Mark Goodwin looks at what it takes to be a ‘vortex university’, and why Exeter aspires to become one

十一月 16, 2017
Five lightbulbs

A flurry of recent research on the economic importance of universities underlines their role as generators of economic impact and regional development.

Indeed, a report out this week shows that the University of Exeter is no exception: in 2015-16, the report says, it created more than £1.1 billion in economic output and supported more than 11,000 jobs.

As well as its direct impact on Exeter’s economy, the university drives innovation and brings expertise to a range of local, national and international enterprises. Knowledge exchange is now a key part of a university’s role, alongside its core aims of education and research.

One way universities can develop this new mission is to develop themselves as “vortex” institutions. The term “vortex university” was coined by Mike Cohen, of the University of California, Berkeley, who contrasts “vortex” with “waypoint” universities.

The former refers to a set of complementary dynamics between a university and its local economic area, which together are able to boost the innovation and entrepreneurship opportunities flowing from staff and students. By contrast, “waypoint” universities are those where students simply stop for the duration of their course, before moving to build a life and career elsewhere.

In a “vortex”, a critical mass of innovation and entrepreneurial activity is retained and built on; in a “waypoint”, it is dispersed and lost.

Of course, vortex universities do not just happen: the innovation ecosystem around them has to be nurtured and deliberately built, and resources have to be put into this rather than other things. Over the past few years, we have been seeking to build just such a vortex university at Exeter, and our activities have fitted neatly with the four key elements that Cohen points to as crucial in transitioning, as he puts it, from waypoints to vortexes.

First, you need start-up and accelerator programmes that provide space, business mentoring and legal and financial advice. 

Exeter, with Bath, Bristol, Southampton and Surrey, is a member of SetSquared, which was named last year as the number one university-business incubator in the world, and we have used this to underpin a network of support for start-up companies.

Second, specialist space is required to enable companies to stay and grow. With this in mind, a new Science Park on the edge of the city (of which Exeter is a shareholder) provides plenty of opportunities to house our own spin-outs and other start-ups. We are doubly fortunate in that the Met Office’s new supercomputer, the fastest in Western Europe, is also located on the Science Park. It is beginning to attract interest from companies requiring environmental data and the skills necessary to analyse and process it.

Third, universities have access to highly specialised research and development equipment that can be accessed by entrepreneurs as well as staff and students, and in our case we have made sure that space on the Science Park is flexible enough to house labs as well as offices, to take advantage of this.

Fourth, Cohen refers to education programmes that support entrepreneurship. Typically these may have been located in business schools, but we are working with our students’ union to embed innovation and entrepreneurship education across our curriculum more widely.

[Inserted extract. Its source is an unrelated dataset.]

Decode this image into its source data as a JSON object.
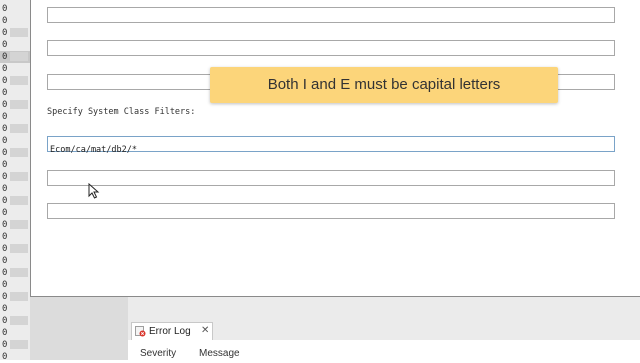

Universities cannot do this on their own, and crucial relationships have to be built with local authorities and Local Enterprise Partnerships, which are able to cement other elements of the innovation and entrepreneurship ecosystem into place. 

Cohen points out how localities can either squander or enhance the innovation talent coming out of universities. In order to do the latter, local agencies need to make premises and “maker spaces” available for scale-up activities, as well as providing appropriate housing, transportation, cultural, educational and social facilities.

When all this is joined up, the research and innovation talent from a university can be allied to local development strategies. Science and Innovation Audits, now in their third wave, provide a means of underpinning and identifying which sectors might be best placed to succeed in which areas.

Looking around the UK, Cambridge, neighbouring a science park, is the obvious exemplifier of a vortex university. Imperial College London at White City, and UCL at Stratford, may be in line to join it.

But with the third mission of universities now being laid out much more explicitly by those who fund and oversee the UK higher education sector, there is no reason why other universities should not begin to consciously orientate their innovation and entrepreneurship activities towards this goal.  

Mark Goodwin is deputy vice-chancellor for external engagement at the University of Exeter.